Yesterday morning at 7 am I was outside walking the dog before getting a taxi to go to the airport to catch a plane to travel from Christchurch to Blenheim (now I can breath after reading without a pause). It was raining cats and dogs while I was thinking of a post idea for Quantum Forest; something that I could work on without a computer. Then I remembered that I told Tal Galili that I would ‘mention r-bloggers’ in a future post. Well, Tal, this is it.

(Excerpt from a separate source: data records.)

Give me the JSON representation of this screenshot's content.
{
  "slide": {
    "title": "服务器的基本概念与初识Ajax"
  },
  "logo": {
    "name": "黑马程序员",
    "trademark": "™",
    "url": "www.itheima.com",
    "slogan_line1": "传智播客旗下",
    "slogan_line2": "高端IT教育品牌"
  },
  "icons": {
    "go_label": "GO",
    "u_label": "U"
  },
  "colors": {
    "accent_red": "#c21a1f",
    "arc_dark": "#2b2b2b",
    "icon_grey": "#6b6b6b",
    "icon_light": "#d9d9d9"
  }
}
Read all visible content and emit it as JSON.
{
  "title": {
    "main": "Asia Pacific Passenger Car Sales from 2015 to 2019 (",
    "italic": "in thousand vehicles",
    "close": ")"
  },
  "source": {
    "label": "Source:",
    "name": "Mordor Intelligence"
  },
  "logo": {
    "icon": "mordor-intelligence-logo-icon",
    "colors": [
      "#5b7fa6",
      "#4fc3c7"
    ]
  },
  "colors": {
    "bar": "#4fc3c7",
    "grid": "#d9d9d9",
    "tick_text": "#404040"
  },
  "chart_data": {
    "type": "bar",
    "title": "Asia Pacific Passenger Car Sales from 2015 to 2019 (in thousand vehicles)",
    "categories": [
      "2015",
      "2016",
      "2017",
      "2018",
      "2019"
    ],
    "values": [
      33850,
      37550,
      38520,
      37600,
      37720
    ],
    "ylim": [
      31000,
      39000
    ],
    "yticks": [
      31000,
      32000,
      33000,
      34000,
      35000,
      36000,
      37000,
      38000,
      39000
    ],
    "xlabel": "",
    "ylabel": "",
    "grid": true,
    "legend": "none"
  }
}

I started this blog on 4th October and I thought ‘I could write a few things and see how it goes. I may even get 10 people a day reading this thing’. I reached that number almost immediately and I was thinking that, if I kept going at it, I could eventually reach 50 people. Then I came across R-bloggers and, after some hesitation, I submitted this blog to Tal’s web site. I jumped to over 200 people a day visiting the blog (see below) and even got comments! I repeat: I was writing about mixed models and got comments!
As I point out in the ‘About’ page, this is not an ‘R blog’ but a blog about statistics and data analysis in general, that mostly uses R as a vehicle to express ideas. There will be some Python (my favorite language) and, maybe, other tools; however, the ideas are more important than the syntax. Nevertheless, R has democratized the practice of statistics, as well as facilitated the production of some very interesting visuals. Once thing was clear to me: I did not want to write about ‘data visualization’, which is receiving a lot (I dare to say too much) attention in the R world. Most infographics produce the same reaction on me as choirs and mimes; which is to say, bore me to tears (Apologies if you are a choir-singer mime in your spare time). I want to write a bit about analysis and models and ‘bread and butter’ issues, because I think that they are many times ignored by people chasing the latest smoke and mirrors.
I have to say that I am learning a lot from comments, particularly people suggesting packages that I didn’t even know that existed. I am also learning about spam comments and I wish there is a horrible place where spammers go and suffer for eternity (together with pedophiles, torturers and other not-so-nice seedy characters). I am thankful to Tal mostly for putting the work to create a repository of R blogs; if I have some free time I some times wander around looking for some interesting explanation to a problem that is bugging me.
Most of my professional life I have dealt with, let’s say, ‘agricultural’ statistics; that is, designed experiments, linear mixed models (mostly frequentist, but sometimes Bayesian), often with pedigrees. Many statisticians—particularly in mathematics departments—tend to look down on ‘bread and butter’ work. They seem to forget that experiments and breeding/genetics have been the basis of many theoretical developments and that we deal with heavily multivariate data, longitudinal data, spatial data, models with sometimes hundreds of covariance components or, if you are into genomics, models with tens of thousands of random effects.
There is also the politics of software, where in the R community there is a strong bias against any package that is not free (sensu both speech and beer). At some level I share the ideal of having free access to tools, which make the practice of statistics/data analyses available to a large number of people. At another level, it seems counterproductive to work with substandard tools and to go for lesser models only because ‘package X can’t deal with the model that I would like to fit’. This is just another example of software defining our field, which was (and still is) a common accusation pointed towards SAS. In this blog you will see several references to ASReml-R a commercial mixed models package, which I tend to use because there is nothing at the moment (as far as I know) that comes close to its functionality. If I pay for my computer running MS Windows or OS X (far from being paradigms of openness), how can I justify being dogmatic about using a commercial R package (particularly if you can access academic or nonprofit pricing)?
Sex and alcohol
As I pointed out above, most of my work has dealt with forestry/agriculture. Nevertheless, this year I have become more interested in the relationship between statistics and public policy issues; for example, minimum wage and unemployment, which I covered as a simple example in this blog. I have to thank my colleague Eric Crampton (in Canterbury’s Department of Economics) for igniting my interest on the use and misuse of statistics, and their interaction with economics, to justify all sort of restrictions and interventions in society. There are very interesting datasets in this area available in, for example, Statistics New Zealand that could be analyzed and would make very interesting case studies for teaching stats. There is a quote by H.G. Wells that comes to mind:
Statistical thinking will one day be as necessary for efficient citizenship as the ability to read and write.
Rock & roll? This is getting too long, so I will leave music for another time.